From what I understand, the degradation of the cell is not linear with the discharge excursion. So you may have exponentially better battery life the narrower of charge band you keep it in. If anyone has more detailed information let me know, I'd like to see better numbers.
How much cheaper are these types of batteries expected to be?
This is not true if you are talking about lithium ion batteries. It may be true for some chemistries if you are talking about lithium iron phosphate.
https://en.wikipedia.org/wiki/Sodium-ion_battery#Comparison
If they can be recycled like lithium, even better.
Please remember there are a lot of different sodium-ion chemistries.
These types of constraints did not exist in the earlier technological innovation eras but are sort-of self-evident now: There is not much point to do embark on expensive retooling of the entire energy system if it simply results in a sort of "footprint-shift", reduce GHG emissions but increase environmental impacts elsewhere.
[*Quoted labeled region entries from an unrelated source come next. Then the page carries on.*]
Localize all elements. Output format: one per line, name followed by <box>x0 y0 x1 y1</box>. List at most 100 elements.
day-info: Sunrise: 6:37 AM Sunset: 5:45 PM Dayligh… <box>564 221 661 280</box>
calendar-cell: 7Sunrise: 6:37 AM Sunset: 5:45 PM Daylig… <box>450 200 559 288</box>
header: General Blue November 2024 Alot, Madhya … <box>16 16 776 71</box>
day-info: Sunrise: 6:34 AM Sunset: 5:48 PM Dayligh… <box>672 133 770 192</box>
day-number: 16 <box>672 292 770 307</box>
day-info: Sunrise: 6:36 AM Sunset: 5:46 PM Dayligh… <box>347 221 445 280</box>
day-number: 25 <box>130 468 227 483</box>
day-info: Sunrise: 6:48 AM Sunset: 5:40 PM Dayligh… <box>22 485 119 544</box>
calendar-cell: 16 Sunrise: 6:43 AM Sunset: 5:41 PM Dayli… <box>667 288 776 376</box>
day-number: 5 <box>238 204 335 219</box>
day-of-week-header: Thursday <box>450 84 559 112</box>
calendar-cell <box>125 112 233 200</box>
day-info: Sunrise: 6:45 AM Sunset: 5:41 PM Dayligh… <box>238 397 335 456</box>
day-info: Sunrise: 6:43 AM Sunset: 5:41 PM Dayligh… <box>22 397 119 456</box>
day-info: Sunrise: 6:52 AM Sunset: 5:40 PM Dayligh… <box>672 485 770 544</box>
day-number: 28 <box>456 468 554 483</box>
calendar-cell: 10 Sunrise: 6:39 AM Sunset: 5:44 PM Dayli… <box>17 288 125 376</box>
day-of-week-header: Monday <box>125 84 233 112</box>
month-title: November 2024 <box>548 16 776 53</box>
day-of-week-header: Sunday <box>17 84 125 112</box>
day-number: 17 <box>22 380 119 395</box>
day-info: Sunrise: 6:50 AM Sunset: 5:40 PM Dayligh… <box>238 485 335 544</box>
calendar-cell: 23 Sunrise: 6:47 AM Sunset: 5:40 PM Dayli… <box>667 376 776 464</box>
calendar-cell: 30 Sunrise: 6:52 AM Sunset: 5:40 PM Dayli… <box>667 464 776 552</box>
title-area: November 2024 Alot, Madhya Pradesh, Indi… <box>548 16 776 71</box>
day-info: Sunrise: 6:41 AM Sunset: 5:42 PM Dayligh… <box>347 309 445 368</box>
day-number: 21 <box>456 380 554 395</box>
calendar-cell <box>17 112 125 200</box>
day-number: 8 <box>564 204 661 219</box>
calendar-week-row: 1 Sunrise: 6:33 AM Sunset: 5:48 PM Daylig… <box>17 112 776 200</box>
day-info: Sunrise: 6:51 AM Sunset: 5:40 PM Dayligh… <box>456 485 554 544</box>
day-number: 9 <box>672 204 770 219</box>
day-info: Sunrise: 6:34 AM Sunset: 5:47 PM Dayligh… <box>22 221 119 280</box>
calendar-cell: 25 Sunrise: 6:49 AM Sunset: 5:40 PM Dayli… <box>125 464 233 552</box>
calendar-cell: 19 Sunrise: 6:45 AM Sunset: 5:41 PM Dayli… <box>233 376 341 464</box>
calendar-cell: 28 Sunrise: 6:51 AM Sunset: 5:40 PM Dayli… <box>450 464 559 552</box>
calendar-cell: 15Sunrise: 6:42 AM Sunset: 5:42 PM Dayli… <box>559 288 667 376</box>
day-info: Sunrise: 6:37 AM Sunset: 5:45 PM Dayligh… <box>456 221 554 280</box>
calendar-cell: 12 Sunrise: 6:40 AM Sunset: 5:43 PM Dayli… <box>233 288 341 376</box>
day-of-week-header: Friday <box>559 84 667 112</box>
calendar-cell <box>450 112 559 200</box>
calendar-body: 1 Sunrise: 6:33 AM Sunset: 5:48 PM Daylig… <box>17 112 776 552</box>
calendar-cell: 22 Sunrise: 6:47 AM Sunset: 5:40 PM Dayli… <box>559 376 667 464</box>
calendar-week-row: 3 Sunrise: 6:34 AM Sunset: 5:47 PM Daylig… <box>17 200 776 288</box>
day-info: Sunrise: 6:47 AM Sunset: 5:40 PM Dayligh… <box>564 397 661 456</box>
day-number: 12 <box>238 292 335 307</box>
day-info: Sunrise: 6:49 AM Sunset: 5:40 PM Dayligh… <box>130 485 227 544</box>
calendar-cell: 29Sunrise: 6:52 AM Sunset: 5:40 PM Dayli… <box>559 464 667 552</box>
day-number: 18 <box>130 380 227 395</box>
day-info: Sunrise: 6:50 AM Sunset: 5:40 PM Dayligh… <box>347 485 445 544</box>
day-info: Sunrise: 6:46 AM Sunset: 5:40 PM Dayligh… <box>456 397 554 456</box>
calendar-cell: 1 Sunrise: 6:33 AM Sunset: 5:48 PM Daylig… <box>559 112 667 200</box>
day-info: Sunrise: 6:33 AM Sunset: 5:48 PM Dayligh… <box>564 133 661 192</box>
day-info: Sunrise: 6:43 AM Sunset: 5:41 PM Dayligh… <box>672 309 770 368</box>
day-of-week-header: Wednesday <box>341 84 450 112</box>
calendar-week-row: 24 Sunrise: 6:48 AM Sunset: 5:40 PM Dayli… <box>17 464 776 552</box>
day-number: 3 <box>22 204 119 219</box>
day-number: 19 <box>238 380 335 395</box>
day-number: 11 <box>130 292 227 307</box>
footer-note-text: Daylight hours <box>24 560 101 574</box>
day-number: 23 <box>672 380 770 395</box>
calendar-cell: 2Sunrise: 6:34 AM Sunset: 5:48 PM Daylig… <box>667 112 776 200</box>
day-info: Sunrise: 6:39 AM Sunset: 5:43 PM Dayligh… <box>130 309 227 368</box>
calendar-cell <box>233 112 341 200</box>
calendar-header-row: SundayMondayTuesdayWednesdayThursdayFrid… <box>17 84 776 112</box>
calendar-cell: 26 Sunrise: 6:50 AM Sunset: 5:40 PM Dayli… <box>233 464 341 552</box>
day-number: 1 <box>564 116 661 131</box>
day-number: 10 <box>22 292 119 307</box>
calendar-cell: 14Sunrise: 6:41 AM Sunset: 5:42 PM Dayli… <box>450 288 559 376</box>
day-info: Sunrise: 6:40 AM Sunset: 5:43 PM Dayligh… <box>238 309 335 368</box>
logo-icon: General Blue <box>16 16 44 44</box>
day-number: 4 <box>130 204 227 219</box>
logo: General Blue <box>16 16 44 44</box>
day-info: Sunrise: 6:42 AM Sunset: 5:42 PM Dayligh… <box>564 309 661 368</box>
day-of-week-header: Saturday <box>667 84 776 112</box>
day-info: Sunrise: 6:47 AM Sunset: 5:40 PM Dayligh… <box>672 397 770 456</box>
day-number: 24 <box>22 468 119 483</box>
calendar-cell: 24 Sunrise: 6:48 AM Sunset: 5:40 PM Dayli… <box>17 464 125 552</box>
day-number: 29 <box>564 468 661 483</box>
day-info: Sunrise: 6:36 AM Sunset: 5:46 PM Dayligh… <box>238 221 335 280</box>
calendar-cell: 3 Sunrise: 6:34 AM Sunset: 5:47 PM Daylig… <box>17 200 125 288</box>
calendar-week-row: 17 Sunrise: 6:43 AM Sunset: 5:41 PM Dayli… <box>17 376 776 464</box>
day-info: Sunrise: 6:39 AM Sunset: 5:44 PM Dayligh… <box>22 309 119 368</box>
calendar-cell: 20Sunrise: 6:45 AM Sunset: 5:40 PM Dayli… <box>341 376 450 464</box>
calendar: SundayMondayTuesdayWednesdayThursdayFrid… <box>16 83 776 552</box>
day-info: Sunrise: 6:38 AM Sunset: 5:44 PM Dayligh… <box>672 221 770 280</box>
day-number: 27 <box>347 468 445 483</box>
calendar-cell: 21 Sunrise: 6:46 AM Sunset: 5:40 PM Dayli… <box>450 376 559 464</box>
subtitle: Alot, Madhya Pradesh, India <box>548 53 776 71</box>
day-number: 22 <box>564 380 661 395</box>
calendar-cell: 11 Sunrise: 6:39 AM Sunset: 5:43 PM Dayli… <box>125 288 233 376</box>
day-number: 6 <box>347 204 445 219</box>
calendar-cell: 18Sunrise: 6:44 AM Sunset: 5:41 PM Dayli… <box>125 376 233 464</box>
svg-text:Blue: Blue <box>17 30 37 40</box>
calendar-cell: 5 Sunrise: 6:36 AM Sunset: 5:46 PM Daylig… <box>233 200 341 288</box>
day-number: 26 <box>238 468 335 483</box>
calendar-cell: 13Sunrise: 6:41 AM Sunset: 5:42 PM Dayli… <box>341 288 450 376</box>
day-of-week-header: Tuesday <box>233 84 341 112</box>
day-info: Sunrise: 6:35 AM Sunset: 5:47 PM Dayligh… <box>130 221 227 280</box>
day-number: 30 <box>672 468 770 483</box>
The article (and links therein) don't provide an immediate view on these aspects of different approaches to battery construction. Maybe it is too early in the cycle. But I think these issues will have to be explored thoroughly for any solution that is deemed technically and economically viable.
Sodium is good for stationary deployments. It's not good when weight matters.
As you know, each new chemistry (and anode, cathode, etc) opens up new niches, use cases, and price points. Sodium won't displace so much as compliment lithium.